Borden turned, eyes flaring. The anger in them startled her, but she swallowed fear and said, "I wanted... is there a book in the castle?"

The question caught Borden off guard, and for a moment he simply stared at her. Then he opened his mouth and said, "No. We are men of the sword and of the aleskin here. If you want books, find a monastery."

And he was gone. She sighed--what else could she do?--knotted her fists, and started the long walk back through the castle's strange corridors, back to the stairway and her place of exile.
The foreign priest Joachim, sitting in the corner of the hall, watched her go. In pale grey she looked like a ghost walking the halls. "Or a dove of peace," he said aloud. "But no one will hear the message, will they?" He looked down, eyes moistened with sympathy, and stood suddenly.

He had time.

He had just enough time.

* * *

Borden found Mirian in a corridor from whence she had watched the whole encounter. He could not decipher the expression on her face.

"Why weren't you with her?" he asked.

"She did not call for me," Mirian answered.

"You are her maid," Borden said back.

"But not her keeper. She has not called for me since this morning. I followed her to be at hand when she does call; is that not enough?"

"No, it isn't," Borden said. "She won't call for you; she is ignorant, and she is afraid." Half to himself, he muttered, "She cowers when I speak to her."

Whatever Mirian wanted to say in return, she kept it behind closed lips. Borden charged on.

"Annar needed a woman strong enough to make up for his weaknesses," he said. "He made the wrong choice. I am as disgusted with them both as you are.
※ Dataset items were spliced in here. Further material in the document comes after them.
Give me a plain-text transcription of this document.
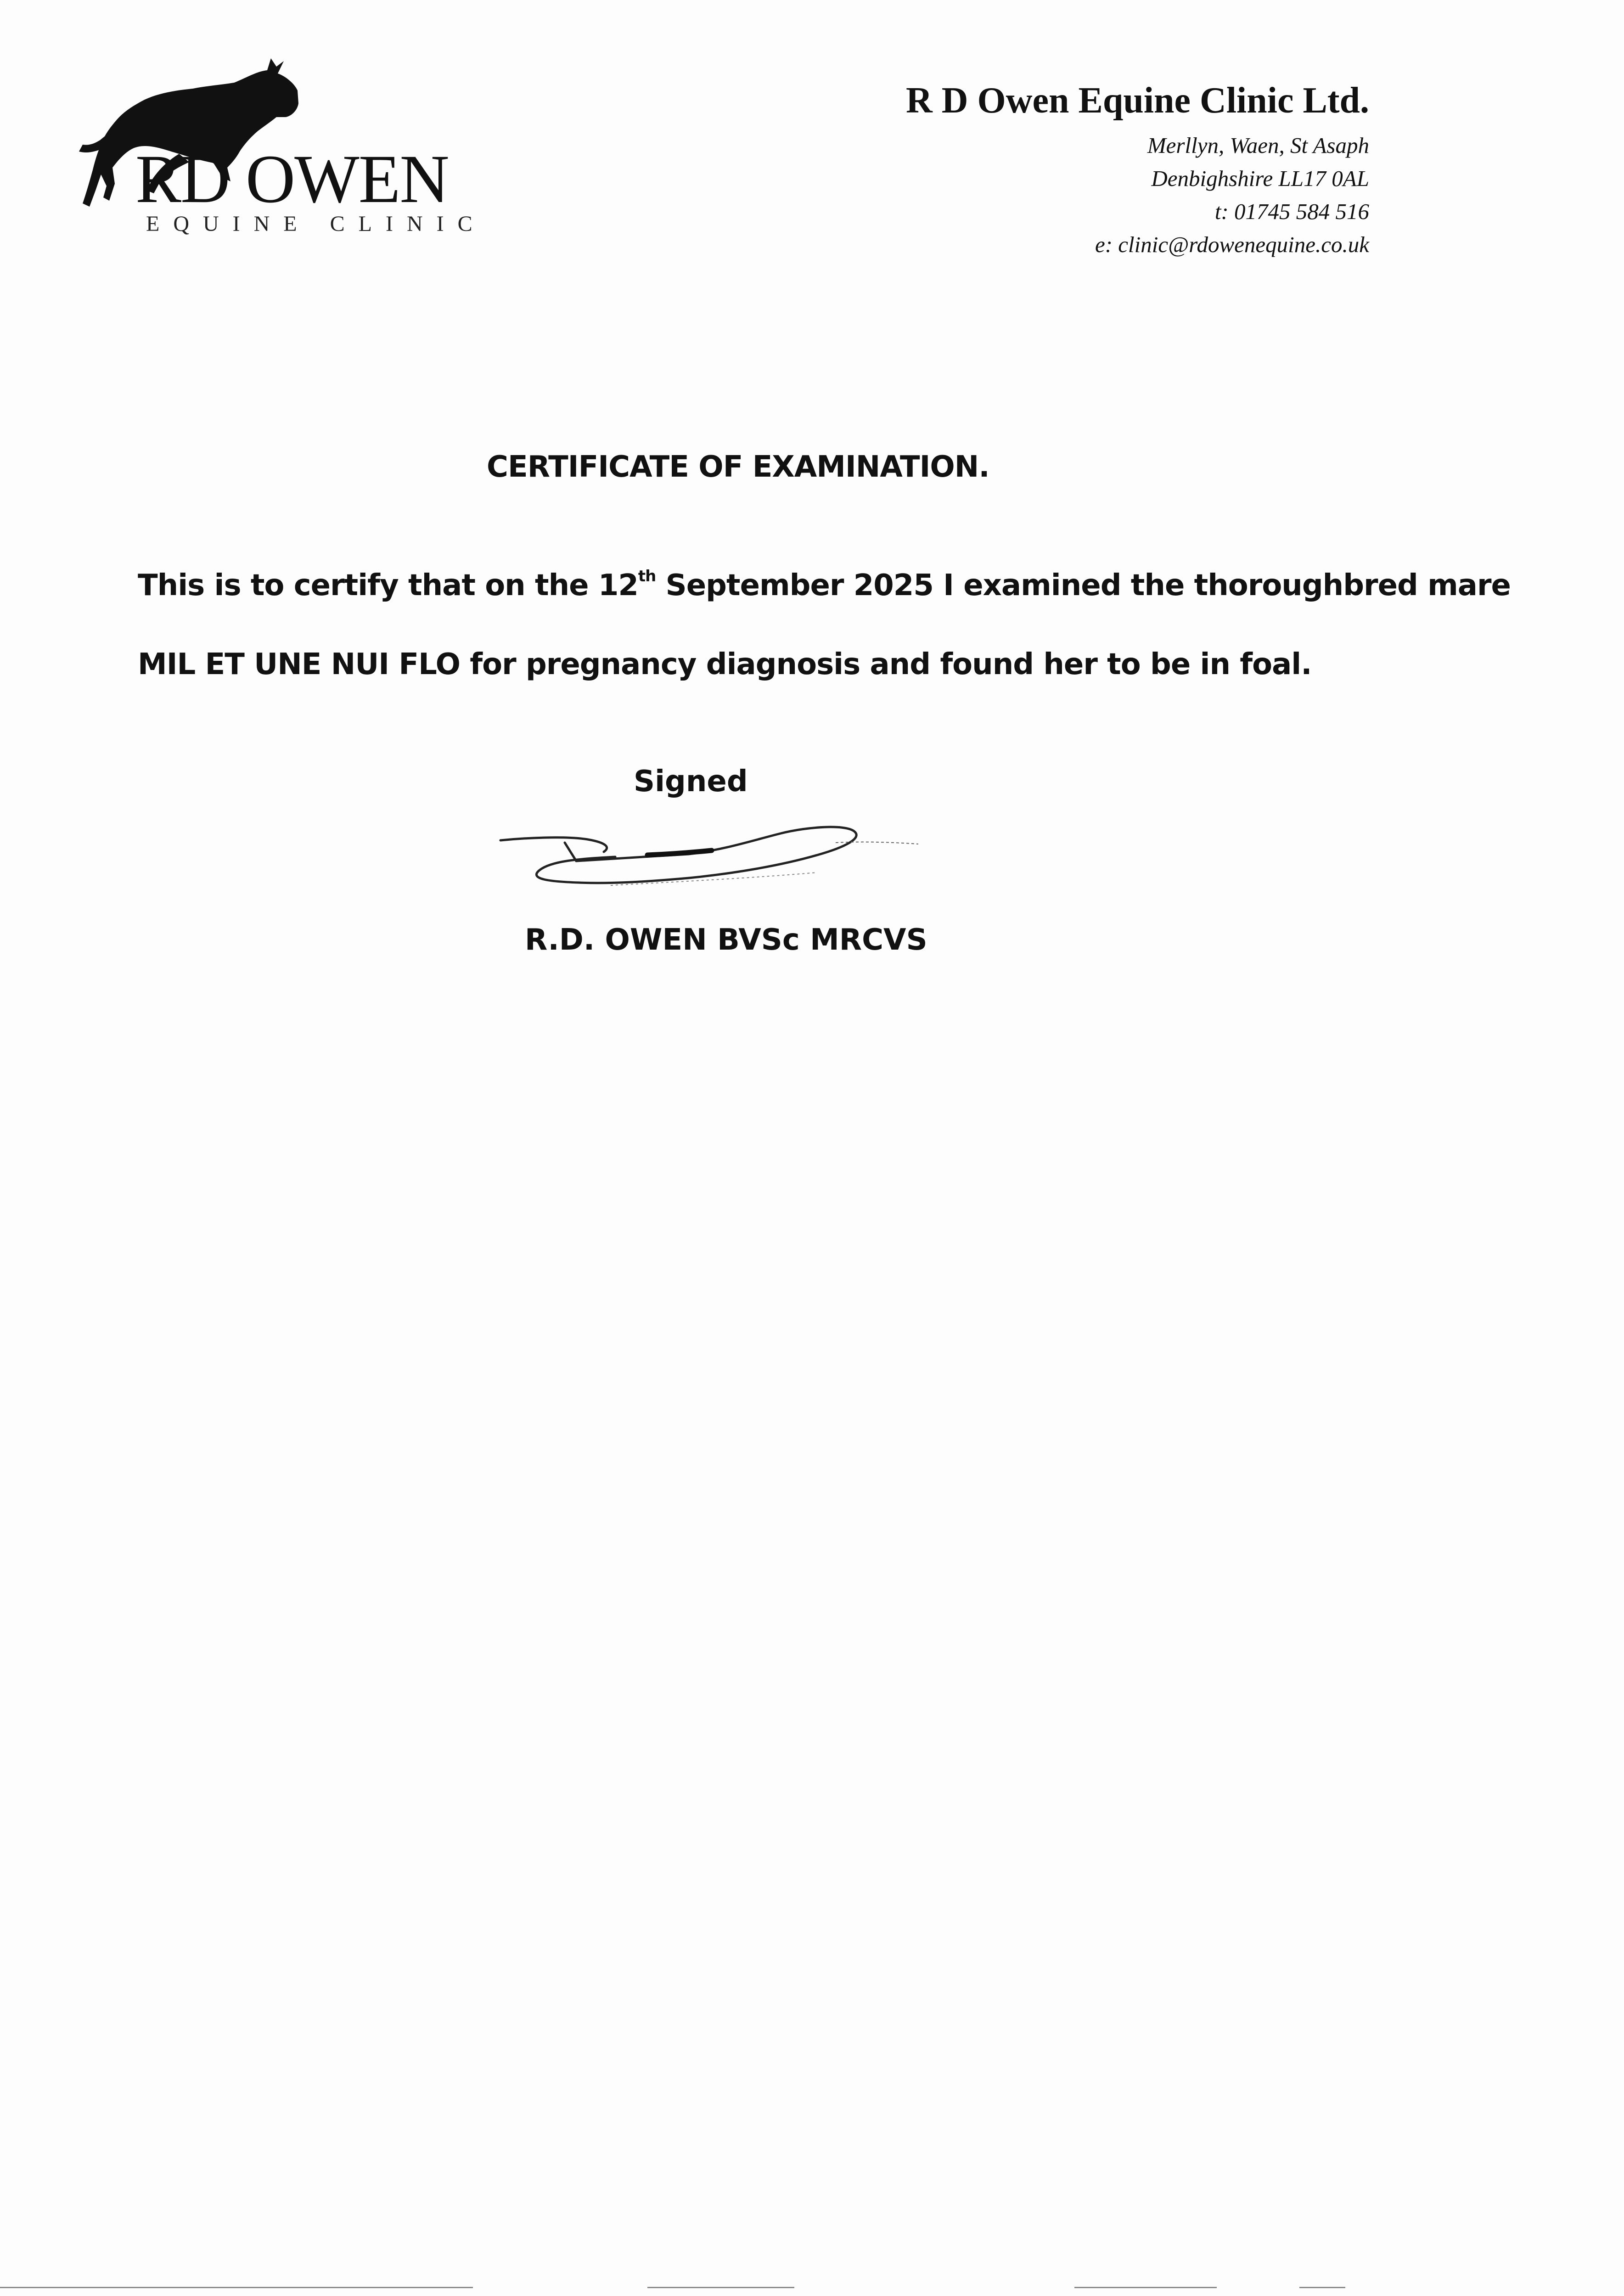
RD OWEN
EQUINE CLINIC
R D Owen Equine Clinic Ltd.
Merllyn, Waen, St Asaph
Denbighshire LL17 0AL
t: 01745 584 516
e: clinic@rdowenequine.co.uk
CERTIFICATE OF EXAMINATION.
This is to certify that on the 12th September 2025 I examined the thoroughbred mare
MIL ET UNE NUI FLO for pregnancy diagnosis and found her to be in foal.
Signed
R.D. OWEN BVSc MRCVS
Any other day of the year, the queen may walk herself right onto a gallows if that's what she desires. But not now. Surely you have heard the news--Hosten of Moralia rides upon us even now, and he must not find us weak. Not in any way."

Mirian looked away, still holding her tongue.
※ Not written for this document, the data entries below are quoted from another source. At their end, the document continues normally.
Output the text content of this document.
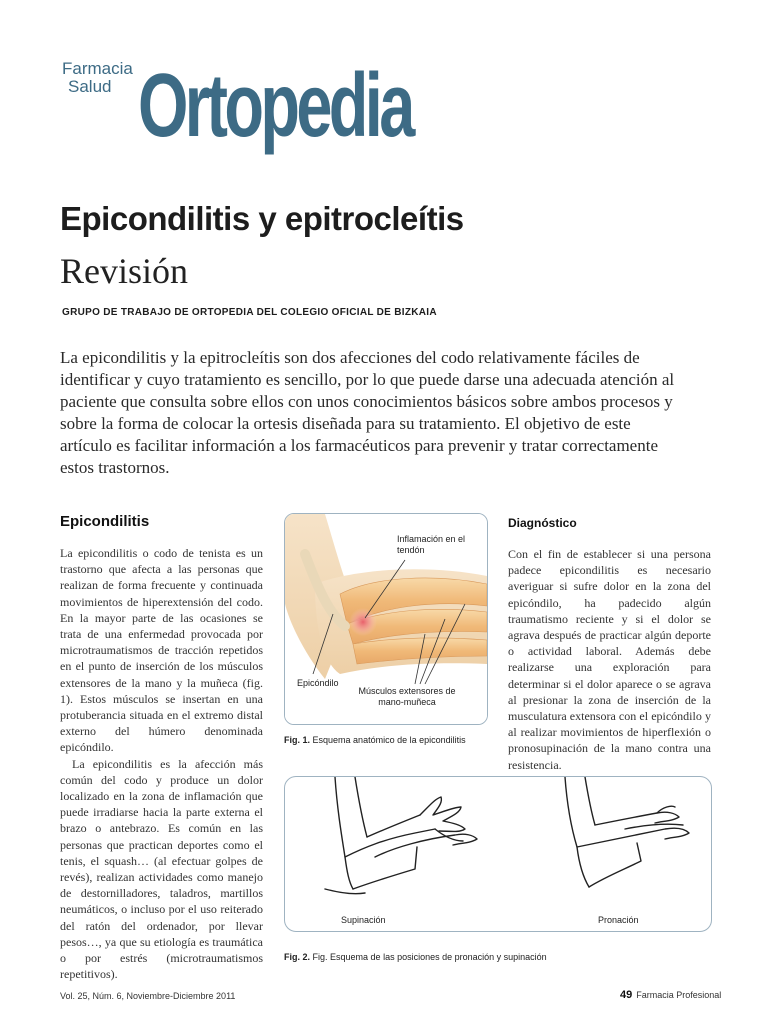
Farmacia
Salud Ortopedia
Epicondilitis y epitrocleítis
Revisión
GRUPO DE TRABAJO DE ORTOPEDIA DEL COLEGIO OFICIAL DE BIZKAIA
La epicondilitis y la epitrocleítis son dos afecciones del codo relativamente fáciles de identificar y cuyo tratamiento es sencillo, por lo que puede darse una adecuada atención al paciente que consulta sobre ellos con unos conocimientos básicos sobre ambos procesos y sobre la forma de colocar la ortesis diseñada para su tratamiento. El objetivo de este artículo es facilitar información a los farmacéuticos para prevenir y tratar correctamente estos trastornos.
Epicondilitis

La epicondilitis o codo de tenista es un trastorno que afecta a las personas que realizan de forma frecuente y continuada movimientos de hiperextensión del codo. En la mayor parte de las ocasiones se trata de una enfermedad provocada por microtraumatismos de tracción repetidos en el punto de inserción de los músculos extensores de la mano y la muñeca (fig. 1). Estos músculos se insertan en una protuberancia situada en el extremo distal externo del húmero denominada epicóndilo.

La epicondilitis es la afección más común del codo y produce un dolor localizado en la zona de inflamación que puede irradiarse hacia la parte externa el brazo o antebrazo. Es común en las personas que practican deportes como el tenis, el squash… (al efectuar golpes de revés), realizan actividades como manejo de destornilladores, taladros, martillos neumáticos, o incluso por el uso reiterado del ratón del ordenador, por llevar pesos…, ya que su etiología es traumática o por estrés (microtraumatismos repetitivos).

Inflamación en el tendón
Epicóndilo
Músculos extensores de mano-muñeca
Fig. 1. Esquema anatómico de la epicondilitis
Diagnóstico

Con el fin de establecer si una persona padece epicondilitis es necesario averiguar si sufre dolor en la zona del epicóndilo, ha padecido algún traumatismo reciente y si el dolor se agrava después de practicar algún deporte o actividad laboral. Además debe realizarse una exploración para determinar si el dolor aparece o se agrava al presionar la zona de inserción de la musculatura extensora con el epicóndilo y al realizar movimientos de hiperflexión o pronosupinación de la mano contra una resistencia.

Supinación	Pronación
Fig. 2. Fig. Esquema de las posiciones de pronación y supinación
Vol. 25, Núm. 6, Noviembre-Diciembre 2011	49 Farmacia Profesional
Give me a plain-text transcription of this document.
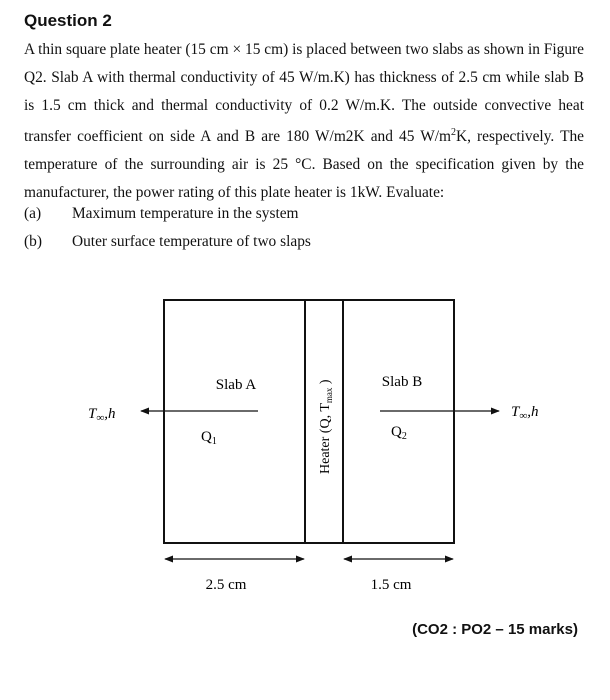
Question 2
A thin square plate heater (15 cm × 15 cm) is placed between two slabs as shown in Figure Q2. Slab A with thermal conductivity of 45 W/m.K) has thickness of 2.5 cm while slab B is 1.5 cm thick and thermal conductivity of 0.2 W/m.K. The outside convective heat transfer coefficient on side A and B are 180 W/m2K and 45 $W/m^2K$, respectively. The temperature of the surrounding air is 25 °C. Based on the specification given by the manufacturer, the power rating of this plate heater is 1kW. Evaluate:
(a) Maximum temperature in the system
(b) Outer surface temperature of two slaps
Slab A	Slab B
$Q_1$
$Q_2$
$T_\infty,h$	$T_\infty,h$
Heater (Q, $T_{max}$ )
2.5 cm	1.5 cm
(CO2 : PO2 – 15 marks)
"Look at me," Borden commanded. She did.

"Keep the queen in hand," Borden said. "When she must appear, see that she carries herself decently. As much as you can, keep her hidden away."

"She is the queen," Mirian said, finally looking directly at Borden. "She is not under my control."

He was silent for a moment, and then a slight smile played at the corner of his mouth. "Why not?" he asked. "The strong always control the weak, and you and I both know which of you is stronger."

He began to turn away, and added, "In any case, you are under my orders. Your hand is mine in this. I want her controlled as a rider controls his horse."

"If I overstep my authority, I must answer to the king," Mirian said. "Not to you. He could have my head if he wants it."

"You will not even need my protection," Borden answered. His eyes went back to the hall where Lilia had stood. "Do you think she would complain? I am not asking you to break a horse, Mirian. I am asking you to control one that is already broken. Do not give her time or space to gain her own head; do not give her freedom." He spoke slowly, pronouncing every word with deliberation. "Our allegiance with Hosten is a very complicated dance. One misstep, and we will all pay for it."

He turned away, leaving Mirian looking after him.